Are Artificial Intelligence and Machine Learning the same?

Despite their close connections, machine learning and artificial intelligence are not the same. A part of artificial intelligence is machine learning. AI is used by “intelligent” computers to mimic human thought and carry out independent activities. The process by which a computer system becoming intelligent is called machine learning.

Difference between Artificial Intelligence (AI) vs Machine learning (ML):

Artificial Intelligence (AI)

AI is a tech which allows a machine to “imitate” human behavior.

The goal of AI is to create a clever computing system that can solve complicated issues like humans.

Artificial Intelligence we make systems able to perform any task like a person would

ML and Deep Learning are the main subsets of AI.

It has a very broad use.

The AI is focused in increasing the ods of success.

AI key uses include: Siri, customer service via bots, Expert Systems, online gaming, intelligent humanoid robots, and so on.

It involves constant-learning, reasoning and self-revision

Machine learning (ML)

ML subtype of AI that allows a machine to learn from prior data without explicitly scripting.

The purpose of machine learning is to enable machines to learn from data in order to provide correct output.

In machine learning a machine is tought to perform a specific task by a set of data

Deep Learning is the main subset of ML.

Has restricted use.

ML is focused on patterns and accuracy.

ML key uses include: Recommendation systems, auto friend tagging on social media, and so on.

It involves constant-learning and self-revision when new data is introduced.

The majority of regular people frequently confuse the terms artificial intelligence & machine learning and use them interchangeably.

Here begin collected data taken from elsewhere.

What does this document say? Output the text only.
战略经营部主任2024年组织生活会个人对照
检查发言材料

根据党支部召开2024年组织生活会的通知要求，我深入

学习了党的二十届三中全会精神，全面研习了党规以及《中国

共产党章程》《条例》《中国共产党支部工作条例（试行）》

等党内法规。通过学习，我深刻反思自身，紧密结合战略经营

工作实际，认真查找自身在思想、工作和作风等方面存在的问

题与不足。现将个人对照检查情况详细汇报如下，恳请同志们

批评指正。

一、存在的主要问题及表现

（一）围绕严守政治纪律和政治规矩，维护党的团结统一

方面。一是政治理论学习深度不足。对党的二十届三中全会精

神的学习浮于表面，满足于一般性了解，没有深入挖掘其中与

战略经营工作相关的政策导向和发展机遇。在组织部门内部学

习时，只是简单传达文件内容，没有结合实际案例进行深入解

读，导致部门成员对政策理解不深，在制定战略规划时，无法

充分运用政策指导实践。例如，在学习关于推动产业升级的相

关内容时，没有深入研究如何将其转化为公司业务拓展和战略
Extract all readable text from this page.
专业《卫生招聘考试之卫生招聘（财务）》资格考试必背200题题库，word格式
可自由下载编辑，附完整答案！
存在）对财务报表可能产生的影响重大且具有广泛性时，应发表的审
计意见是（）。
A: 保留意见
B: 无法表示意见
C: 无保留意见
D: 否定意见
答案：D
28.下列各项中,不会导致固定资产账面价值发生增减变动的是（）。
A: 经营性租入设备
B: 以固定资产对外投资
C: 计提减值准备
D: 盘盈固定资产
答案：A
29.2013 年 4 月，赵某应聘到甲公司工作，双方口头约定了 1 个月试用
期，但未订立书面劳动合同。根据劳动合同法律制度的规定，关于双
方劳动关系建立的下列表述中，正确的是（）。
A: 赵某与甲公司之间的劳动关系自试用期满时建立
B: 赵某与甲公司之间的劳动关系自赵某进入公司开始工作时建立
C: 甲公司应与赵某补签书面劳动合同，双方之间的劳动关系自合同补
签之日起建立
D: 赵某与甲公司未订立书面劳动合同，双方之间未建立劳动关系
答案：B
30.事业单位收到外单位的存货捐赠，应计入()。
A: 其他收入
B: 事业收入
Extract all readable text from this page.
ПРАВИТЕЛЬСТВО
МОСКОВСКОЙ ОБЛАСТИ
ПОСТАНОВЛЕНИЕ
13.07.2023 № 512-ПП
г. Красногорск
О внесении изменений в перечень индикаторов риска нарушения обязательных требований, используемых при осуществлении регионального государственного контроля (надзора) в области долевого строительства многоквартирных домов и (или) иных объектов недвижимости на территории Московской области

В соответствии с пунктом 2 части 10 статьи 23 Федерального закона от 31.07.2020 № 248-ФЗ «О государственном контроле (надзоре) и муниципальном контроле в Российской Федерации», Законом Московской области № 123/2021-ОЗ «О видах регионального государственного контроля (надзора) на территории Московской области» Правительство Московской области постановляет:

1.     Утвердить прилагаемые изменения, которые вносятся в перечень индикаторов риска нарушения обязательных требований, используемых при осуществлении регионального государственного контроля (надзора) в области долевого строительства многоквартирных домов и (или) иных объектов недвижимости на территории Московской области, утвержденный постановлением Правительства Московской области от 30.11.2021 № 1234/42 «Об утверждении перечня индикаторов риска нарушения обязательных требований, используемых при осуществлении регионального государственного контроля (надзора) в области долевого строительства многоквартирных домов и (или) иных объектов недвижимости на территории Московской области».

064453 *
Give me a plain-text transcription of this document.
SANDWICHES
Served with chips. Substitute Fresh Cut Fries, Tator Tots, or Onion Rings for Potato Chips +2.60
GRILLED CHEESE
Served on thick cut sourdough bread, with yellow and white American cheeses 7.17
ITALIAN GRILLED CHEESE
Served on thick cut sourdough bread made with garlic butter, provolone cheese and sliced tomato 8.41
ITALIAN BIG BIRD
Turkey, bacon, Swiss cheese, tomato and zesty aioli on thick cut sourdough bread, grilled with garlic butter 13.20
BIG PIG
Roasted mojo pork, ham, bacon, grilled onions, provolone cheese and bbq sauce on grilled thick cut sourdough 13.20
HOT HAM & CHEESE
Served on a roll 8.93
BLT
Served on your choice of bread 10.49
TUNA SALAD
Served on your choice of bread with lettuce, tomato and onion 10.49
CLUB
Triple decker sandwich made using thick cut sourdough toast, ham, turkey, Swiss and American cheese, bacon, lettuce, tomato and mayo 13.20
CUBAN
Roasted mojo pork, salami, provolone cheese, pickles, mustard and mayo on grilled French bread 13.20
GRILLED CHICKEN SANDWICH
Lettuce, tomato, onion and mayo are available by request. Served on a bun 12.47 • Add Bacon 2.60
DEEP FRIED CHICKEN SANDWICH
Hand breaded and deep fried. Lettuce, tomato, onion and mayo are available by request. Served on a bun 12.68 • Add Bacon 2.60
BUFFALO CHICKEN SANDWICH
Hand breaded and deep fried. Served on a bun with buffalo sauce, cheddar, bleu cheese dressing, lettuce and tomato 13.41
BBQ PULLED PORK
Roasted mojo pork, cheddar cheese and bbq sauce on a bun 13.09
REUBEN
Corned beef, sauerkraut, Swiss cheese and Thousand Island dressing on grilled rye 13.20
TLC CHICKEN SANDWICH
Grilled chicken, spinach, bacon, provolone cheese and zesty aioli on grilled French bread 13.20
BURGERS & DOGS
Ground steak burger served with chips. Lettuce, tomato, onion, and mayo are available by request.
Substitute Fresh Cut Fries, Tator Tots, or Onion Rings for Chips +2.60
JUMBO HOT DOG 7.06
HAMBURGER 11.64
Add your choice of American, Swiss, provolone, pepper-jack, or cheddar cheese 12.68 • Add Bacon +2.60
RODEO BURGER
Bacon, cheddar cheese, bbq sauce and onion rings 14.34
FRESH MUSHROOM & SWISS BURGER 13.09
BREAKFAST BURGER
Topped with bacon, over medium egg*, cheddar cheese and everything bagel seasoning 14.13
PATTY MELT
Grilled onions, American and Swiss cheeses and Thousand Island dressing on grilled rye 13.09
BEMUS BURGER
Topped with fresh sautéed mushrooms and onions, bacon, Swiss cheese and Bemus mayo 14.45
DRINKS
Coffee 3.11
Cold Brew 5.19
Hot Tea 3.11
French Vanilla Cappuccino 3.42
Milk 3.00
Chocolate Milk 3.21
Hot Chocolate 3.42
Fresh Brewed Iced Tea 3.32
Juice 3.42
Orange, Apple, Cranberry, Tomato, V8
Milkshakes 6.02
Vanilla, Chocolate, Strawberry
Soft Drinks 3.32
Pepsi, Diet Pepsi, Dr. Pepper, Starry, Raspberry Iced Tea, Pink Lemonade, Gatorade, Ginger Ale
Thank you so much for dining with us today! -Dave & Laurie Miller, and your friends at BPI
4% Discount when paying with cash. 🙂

Even while machine learning is a component of artificial intelligence, these two phrases essentially refer to two separate concepts. That’s is why there is a concept of Ai vs ML.

Conclusion

Even if the majority of people confuse them AI and ML technologies are vastly different as we mentioned above. Which of them is more important ? That’s up to each of us to decide. The main AI and ML difference will always remain that ML always needs a new set of data to advance while AI will try and solve problems just like you and me would.